Guest access balances the need for cost recovery against authors' and editors' desire for maximum readership and distribution. Those without subscriptions can access any article by filling out a short form that allows us to inform their library of their interest in reading our journals. When libraries are convinced of sufficient interest in the journal, they subscribe. Afterwards, access for all faculty, staff, and students at that institution is immediate and there are no more forms to fill out.
Why do libraries subscribe to Berkeley Electronic Press journals? One simple reason is that if one's community uses the journals, paying for them is the right thing to do. Beyond these moral obligations, our data indicate that readers completing the guest access forms represent somewhere between one-tenth and one-quarter of an institution’s likely readership. They are the tip of the iceberg when it comes to institutional interest.
This means that by subscribing, a library will provide its community with 4 to 10 times the usage-value that it would have from guest access alone. Additionally, subscribing guarantees ongoing access.
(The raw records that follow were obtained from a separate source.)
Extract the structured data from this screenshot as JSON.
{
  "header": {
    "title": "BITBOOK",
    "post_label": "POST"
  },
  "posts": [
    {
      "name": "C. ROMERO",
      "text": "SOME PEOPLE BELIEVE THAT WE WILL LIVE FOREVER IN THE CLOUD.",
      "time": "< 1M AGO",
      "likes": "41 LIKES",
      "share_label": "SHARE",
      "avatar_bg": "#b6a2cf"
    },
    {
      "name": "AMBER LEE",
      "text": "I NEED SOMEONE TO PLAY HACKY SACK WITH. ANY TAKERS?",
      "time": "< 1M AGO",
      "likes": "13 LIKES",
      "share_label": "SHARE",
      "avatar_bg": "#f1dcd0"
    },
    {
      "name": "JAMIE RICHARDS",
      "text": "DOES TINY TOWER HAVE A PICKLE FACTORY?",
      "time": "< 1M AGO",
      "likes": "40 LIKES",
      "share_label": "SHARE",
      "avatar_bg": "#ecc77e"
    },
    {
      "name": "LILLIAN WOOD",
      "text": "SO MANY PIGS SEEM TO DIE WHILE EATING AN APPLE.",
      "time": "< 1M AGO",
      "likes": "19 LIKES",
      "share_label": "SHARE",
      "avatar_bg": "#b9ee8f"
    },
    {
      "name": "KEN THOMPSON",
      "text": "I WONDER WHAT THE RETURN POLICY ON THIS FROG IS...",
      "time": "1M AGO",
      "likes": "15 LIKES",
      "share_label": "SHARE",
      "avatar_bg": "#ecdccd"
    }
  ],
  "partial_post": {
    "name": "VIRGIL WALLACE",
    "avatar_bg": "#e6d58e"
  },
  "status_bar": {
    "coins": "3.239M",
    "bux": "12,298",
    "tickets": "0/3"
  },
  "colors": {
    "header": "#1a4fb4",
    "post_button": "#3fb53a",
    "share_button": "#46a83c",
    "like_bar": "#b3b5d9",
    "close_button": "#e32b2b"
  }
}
A library is therefore not just buying this year's downloads and next year’s downloads, but downloads forever.
In part, the system depends upon the good faith of librarians. Putting our own faith in the good faith of librarians has been a favorable gamble for us. We have worked this way since 2001 with positive results. We hope to continue guest access forever and will continue this policy as long as librarians respond to interest on their campus with subscriptions. This model is similar to the National Public Radio model in the United States, where listeners foot the bill with contributions, but must suffer periodic "Pledge Breaks" where the stations ask for contributions. In our case, however, the Pledge Breaks constitute a short web form and only those who don't contribute suffer them.
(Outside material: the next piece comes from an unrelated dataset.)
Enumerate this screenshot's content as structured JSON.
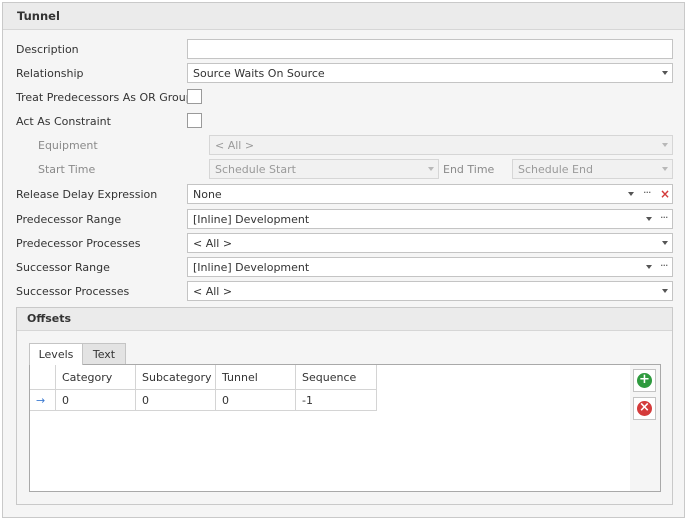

We are not fanatical about our guest access policy. It is one model among many. We see both virtues and drawbacks in other models. For example, fully open access such as the Public Library of Science avoids the inconvenience of our web forms but requires cost recovery from authors and foundation support. The Berkeley Electronic Press strikes a balance between maximizing distribution and finding an equitable way to cover costs among those who benefit."
I have several observations:
1. The appeal to the so-called moral aspects of the relationship between the library
and the press with respect to subscriptions is not clear. After all, the library is at most a passive purveyor of the journal, should it wish to take out a subscription. The library has no moral obligation if the Press continues to offer me the option to access articles in exchange for providing information to my library about my use of the journal's contents.
2. If there is a moral issue here, it is between the Press and myself. But why put me, as a reader, in a potential moral dilemma. It is better that there simply be a policy that, after a small fixed number of downloads without my library subscribing to the journal, my guest access is terminated unless the library takes out a subsciption. Indeed, in the absence of such a policy, the arrangement is not really playing to my sense of morality as much as playing to my sense of guilt.
3. The reference to the "good faith" of the librarians is also somewhat puzzling. Here, as well, they are not a party to the agreement between the Press and me. I assume that librarians, as professionals (my wife is a librarian), will make the decision about whether to subsribe to a journal on the basis of various factors, including interest expressed by the faculty. Putative "good faith" owed to the publisher of a prospective journal subscription seems misplaced.
4. The analogy between the National Public Radio model in the United States and the guest access policy is not clear to me. Anyway, it is my impression that National Public Radio gets its contributions from individual listeners.
5. If so, maybe the better analogy to National Public Radio is for it offer individual users a subscription (say $50 for two years) in exchange for full access to the journals published by the Press. I already pay a subscription fee for access to certain podcast resources. Maybe the problem is that we academics tend to view ourselves as largely fee-exempt consumers of library-supported resources.
6. As someone who follows the various attempts to find workable subscription/ distrbution models of content, I was intrigued by the comment at the end that the Press is "not fanatical about our guest access policy." Does that mean that the policy has been tweaked over the years? If so, in what ways? That would be an interesting coda to the access policy statement.